Wow. Che originalità. Aveva tutta l’aria di essere una testa di cazzo certificata.
«Quindi semplicemente l’idea è che tu vada lì, la incontri, ti presenti, ti connetti con quell’app e inizi a farla vibrare?»
«Esatto. Semplice e fico, no? Ha detto che le piacerebbe sentirsi “suonata” da me…»
«Perché, sei un musicista?»
«Assolutamente no! Ma sai, si dice qualsiasi cosa in quei contesti lì. Ho finto di essere un liutaio. Ogni tanto copio-incollo alcune informazioni da wikipedia. Col tempo ho perfino imparato molti termini tecnici! Sembra aver funzionato.»
Eh, insomma. era davvero un coglione.
Riflettei sul fatto che potesse essere interessante come situazione, ma il tipo non lo vedevo affatto bene nella veste di giocatore perverso: troppo semplice, troppo tronfio, troppo poco creativo. Si sarebbe fatto scoprire subito e soprattutto avrebbe fatto scappare quella ragazza a gambe levate. Magari la ragazza era così intelligente che aveva già capito di avere a che fare con un cretino e lo avrebbe lasciato cuocere nel suo brodo.
Davide, nel frattempo, rimaneva davanti alla cassa e non ascoltava una parola di quello che lo svampito cliente ubriaco marcio mi stava confidando.
«Quindi basterebbe scaricarsi l’app e sincronizzarsi con l’oggetto infilato su per…»
«Eh, sì. Oppure col telecomando!» mi disse lui, mostrandomi un piccolo affarino rosa con due pulsanti.
«E quando dovresti incontrarla?» chiesi con finto disinteresse.
«Beh, in teoria tra poco, questa sera!» rispose lui, ormai strafatto come quegli elefanti molto simpatici della savana che usano sgranocchiare le bacche contenenti alcol.

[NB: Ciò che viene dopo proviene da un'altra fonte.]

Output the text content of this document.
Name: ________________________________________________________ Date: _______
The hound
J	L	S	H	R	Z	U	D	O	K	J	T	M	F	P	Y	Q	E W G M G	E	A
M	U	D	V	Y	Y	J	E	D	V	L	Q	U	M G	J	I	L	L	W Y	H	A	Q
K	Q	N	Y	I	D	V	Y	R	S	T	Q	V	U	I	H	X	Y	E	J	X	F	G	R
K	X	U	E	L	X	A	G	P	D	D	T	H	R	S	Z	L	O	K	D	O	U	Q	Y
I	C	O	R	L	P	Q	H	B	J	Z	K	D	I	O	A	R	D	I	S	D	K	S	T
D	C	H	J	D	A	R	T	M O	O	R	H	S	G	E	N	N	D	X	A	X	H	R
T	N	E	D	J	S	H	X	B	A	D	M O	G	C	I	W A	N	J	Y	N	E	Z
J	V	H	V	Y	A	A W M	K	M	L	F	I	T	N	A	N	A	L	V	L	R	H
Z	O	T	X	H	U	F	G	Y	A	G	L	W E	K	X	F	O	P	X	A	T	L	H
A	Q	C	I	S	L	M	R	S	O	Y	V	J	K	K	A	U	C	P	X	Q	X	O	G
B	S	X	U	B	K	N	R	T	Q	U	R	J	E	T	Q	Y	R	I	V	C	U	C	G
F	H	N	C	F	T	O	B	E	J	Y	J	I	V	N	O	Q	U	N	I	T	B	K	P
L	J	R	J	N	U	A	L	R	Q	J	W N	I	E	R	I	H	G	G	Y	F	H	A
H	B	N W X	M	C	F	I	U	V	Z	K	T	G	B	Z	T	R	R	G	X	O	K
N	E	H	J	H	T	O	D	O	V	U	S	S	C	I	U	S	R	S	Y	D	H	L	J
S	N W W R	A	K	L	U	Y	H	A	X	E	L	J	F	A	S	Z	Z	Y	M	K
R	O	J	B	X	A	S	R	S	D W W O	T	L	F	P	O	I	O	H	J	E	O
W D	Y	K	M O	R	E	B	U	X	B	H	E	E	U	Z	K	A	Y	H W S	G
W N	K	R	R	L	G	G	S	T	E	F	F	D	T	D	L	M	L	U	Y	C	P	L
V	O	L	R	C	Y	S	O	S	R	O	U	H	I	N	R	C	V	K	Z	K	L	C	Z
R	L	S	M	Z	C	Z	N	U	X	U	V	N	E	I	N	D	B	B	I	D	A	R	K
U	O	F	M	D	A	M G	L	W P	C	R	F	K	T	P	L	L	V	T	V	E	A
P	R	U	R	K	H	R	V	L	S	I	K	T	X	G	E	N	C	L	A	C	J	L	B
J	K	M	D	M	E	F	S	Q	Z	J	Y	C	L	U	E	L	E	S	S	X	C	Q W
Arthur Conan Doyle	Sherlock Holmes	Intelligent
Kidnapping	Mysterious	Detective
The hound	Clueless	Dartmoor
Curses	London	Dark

Tempo pochi minuti e il povero Tom, ormai derubricato a caricatura di un beone, avrebbe cessato di blaterare, lasciandosi ronfare in un divanetto in fondo alla sala che io avevo appositamente liberato per fargli spazio. Chiamai quindi qualcuno che lo aiutasse a ritornare a casa, ma non prima di estrarre dal povero idiota le informazioni necessarie sul dove e sul come. Trattenni per me una cospicua mancia: avevo sottratto quel piccolo telecomando. L’idea “malvagia” si era infatti palesata nella testa come un fungo difficile da estirpare.
Raggiunsi Davide alla cassa e gli sussurrai all’orecchio che mi stavo allontanando per qualche ora. Lui non fu contentissimo ma evitammo di fare discussioni, poiché si era già rotto le palle.

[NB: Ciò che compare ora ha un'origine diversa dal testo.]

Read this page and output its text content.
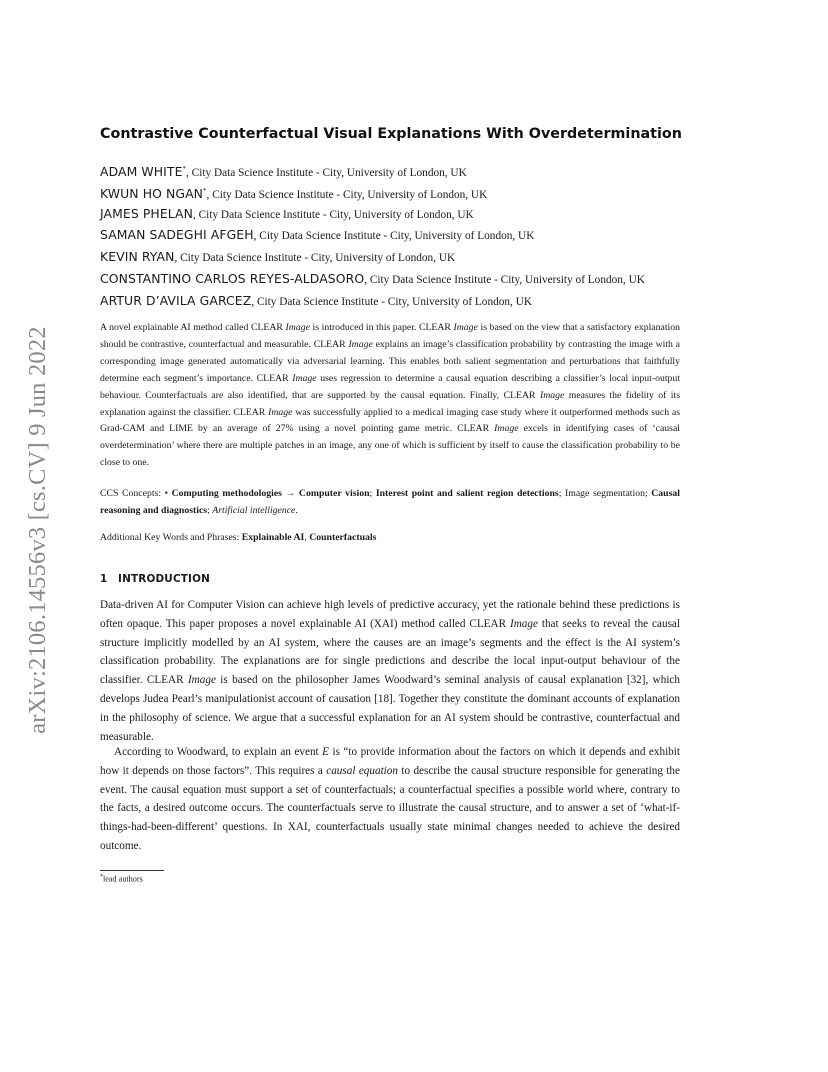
arXiv:2106.14556v3 [cs.CV] 9 Jun 2022
Contrastive Counterfactual Visual Explanations With Overdetermination
ADAM WHITE*, City Data Science Institute - City, University of London, UK
KWUN HO NGAN*, City Data Science Institute - City, University of London, UK
JAMES PHELAN, City Data Science Institute - City, University of London, UK
SAMAN SADEGHI AFGEH, City Data Science Institute - City, University of London, UK
KEVIN RYAN, City Data Science Institute - City, University of London, UK
CONSTANTINO CARLOS REYES-ALDASORO, City Data Science Institute - City, University of London, UK
ARTUR D’AVILA GARCEZ, City Data Science Institute - City, University of London, UK

A novel explainable AI method called CLEAR Image is introduced in this paper. CLEAR Image is based on the view that a satisfactory explanation should be contrastive, counterfactual and measurable. CLEAR Image explains an image’s classification probability by contrasting the image with a corresponding image generated automatically via adversarial learning. This enables both salient segmentation and perturbations that faithfully determine each segment’s importance. CLEAR Image uses regression to determine a causal equation describing a classifier’s local input-output behaviour. Counterfactuals are also identified, that are supported by the causal equation. Finally, CLEAR Image measures the fidelity of its explanation against the classifier. CLEAR Image was successfully applied to a medical imaging case study where it outperformed methods such as Grad-CAM and LIME by an average of 27% using a novel pointing game metric. CLEAR Image excels in identifying cases of ‘causal overdetermination’ where there are multiple patches in an image, any one of which is sufficient by itself to cause the classification probability to be close to one.

CCS Concepts: • Computing methodologies → Computer vision; Interest point and salient region detections; Image segmentation; Causal reasoning and diagnostics; Artificial intelligence.

Additional Key Words and Phrases: Explainable AI, Counterfactuals

1 INTRODUCTION

Data-driven AI for Computer Vision can achieve high levels of predictive accuracy, yet the rationale behind these predictions is often opaque. This paper proposes a novel explainable AI (XAI) method called CLEAR Image that seeks to reveal the causal structure implicitly modelled by an AI system, where the causes are an image’s segments and the effect is the AI system’s classification probability. The explanations are for single predictions and describe the local input-output behaviour of the classifier. CLEAR Image is based on the philosopher James Woodward’s seminal analysis of causal explanation [32], which develops Judea Pearl’s manipulationist account of causation [18]. Together they constitute the dominant accounts of explanation in the philosophy of science. We argue that a successful explanation for an AI system should be contrastive, counterfactual and measurable.

According to Woodward, to explain an event E is “to provide information about the factors on which it depends and exhibit how it depends on those factors”. This requires a causal equation to describe the causal structure responsible for generating the event. The causal equation must support a set of counterfactuals; a counterfactual specifies a possible world where, contrary to the facts, a desired outcome occurs. The counterfactuals serve to illustrate the causal structure, and to answer a set of ‘what-if-things-had-been-different’ questions. In XAI, counterfactuals usually state minimal changes needed to achieve the desired outcome.

*lead authors
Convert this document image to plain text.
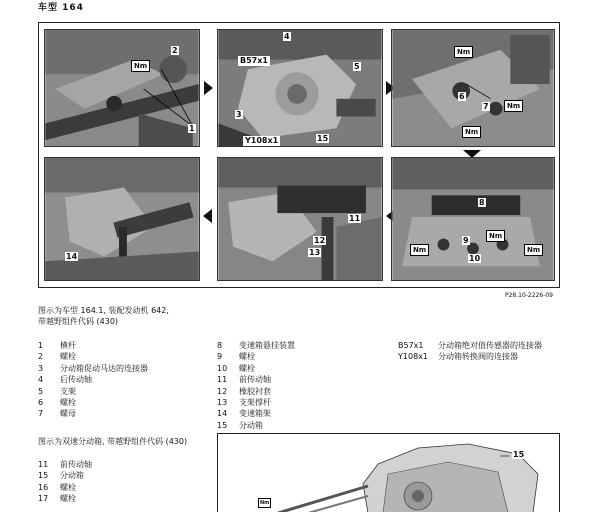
车型 164
2
1
Nm
4
3
5
15
B57x1
Y108x1
Nm
Nm
Nm
6
7
14
11
12
13
8
9
10
Nm
Nm
Nm
P28.10-2226-09
图示为车型 164.1, 装配发动机 642,
带越野组件代码 (430)
1	横杆
2	螺栓
3	分动箱促动马达的连接器
4	后传动轴
5	支架
6	螺栓
7	螺母
8	变速箱悬挂装置
9	螺栓
10	螺栓
11	前传动轴
12	橡胶衬套
13	支架撑杆
14	变速箱架
15	分动箱
B57x1	分动箱绝对值传感器的连接器
Y108x1	分动箱转换阀的连接器
图示为双速分动箱, 带越野组件代码 (430)
11	前传动轴
15	分动箱
16	螺栓
17	螺栓
15
Nm
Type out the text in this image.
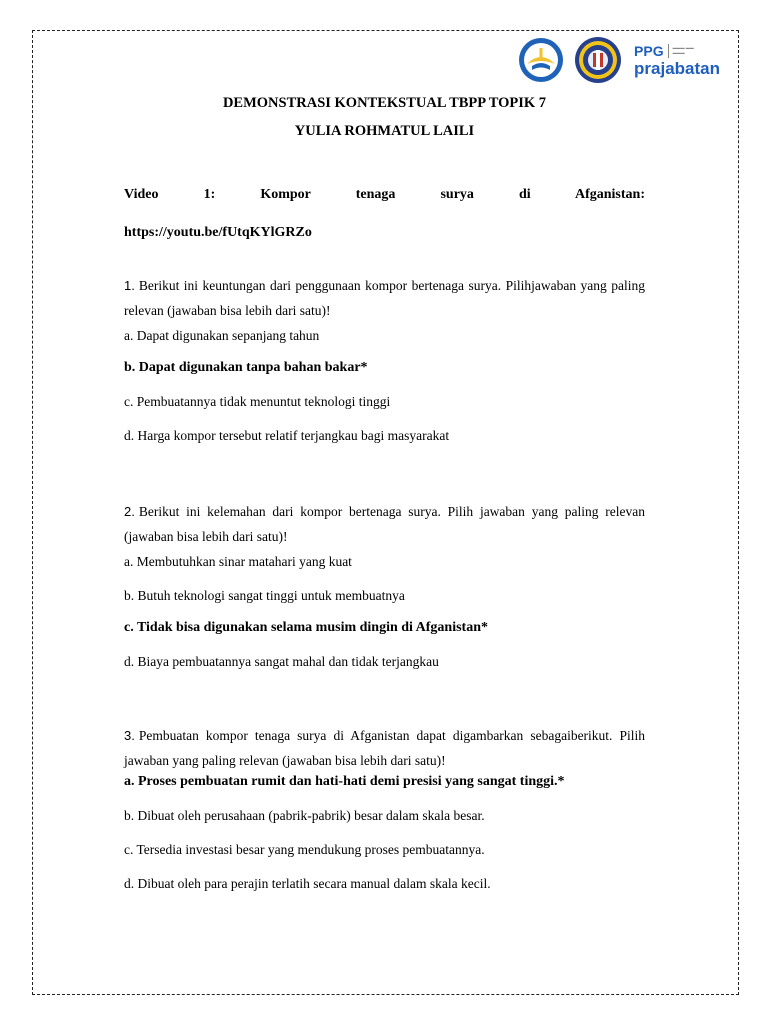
PPG ▬▬▬ ▬▬ ▬▬▬
prajabatan

DEMONSTRASI KONTEKSTUAL TBPP TOPIK 7

YULIA ROHMATUL LAILI

Video 1: Kompor tenaga surya di Afganistan:

https://youtu.be/fUtqKYlGRZo

1. Berikut ini keuntungan dari penggunaan kompor bertenaga surya. Pilihjawaban yang paling relevan (jawaban bisa lebih dari satu)!

a. Dapat digunakan sepanjang tahun

b. Dapat digunakan tanpa bahan bakar*

c. Pembuatannya tidak menuntut teknologi tinggi

d. Harga kompor tersebut relatif terjangkau bagi masyarakat

2. Berikut ini kelemahan dari kompor bertenaga surya. Pilih jawaban yang paling relevan (jawaban bisa lebih dari satu)!

a. Membutuhkan sinar matahari yang kuat

b. Butuh teknologi sangat tinggi untuk membuatnya

c. Tidak bisa digunakan selama musim dingin di Afganistan*

d. Biaya pembuatannya sangat mahal dan tidak terjangkau

3. Pembuatan kompor tenaga surya di Afganistan dapat digambarkan sebagaiberikut. Pilih jawaban yang paling relevan (jawaban bisa lebih dari satu)!

a. Proses pembuatan rumit dan hati-hati demi presisi yang sangat tinggi.*

b. Dibuat oleh perusahaan (pabrik-pabrik) besar dalam skala besar.

c. Tersedia investasi besar yang mendukung proses pembuatannya.

d. Dibuat oleh para perajin terlatih secara manual dalam skala kecil.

Uscii quindi dal locale con la mia solita faccia di cazzo e raggiunsi il posto designato. Attesi pazientemente la tipa che avrebbe dovuto incontrarsi con lo scemo dell’ovetto. Conoscevo già quel posto: una vecchia piola ben tenuta gestita da marito e moglie, ormai anzianotti. Mi appoggiai al bancone, sorseggiando una Rauchbier, non avendo minimamente idea di cosa avrei potuto fare. Da un lato, mi sentivo legittimato a sottrarre una povera donzella dalle grinfie di quello stupido contaballe. Dall’altro, c’era una tensione dentro di me che mi spronava a vivere la trasgressione fino in fondo. In tasca, manipolavo il piccolo telecomando fucsia con le dita.
Non appena vidi entrare la ragazza, capii subito che potesse trattarsi di “quella” e ne fui estasiato. Le descrizioni dell’ebete coincidevano quasi perfettamente, forse addirittura meglio delle aspettative. Riconobbi il tatuaggio a forma di chiave di violino, i capelli mori, ondulati, sontuosi.
Aspettai qualche istante prima di prendere una qualsiasi decisione. Quando pigiai il pulsante, la osservai aguzzare la vista e iniziare a guardarsi intorno, al che ero già infatuato, conquistato e anche fottutamente arrapato.

--- 4

Ricordo che fu quasi surreale. Improvvisamente, fui catapultato in una specie di gioco osceno, perverso e machiavellico dove due teste pensanti, arrapate e desiderose di nuove emozioni, si scontravano come avversari a scacchi.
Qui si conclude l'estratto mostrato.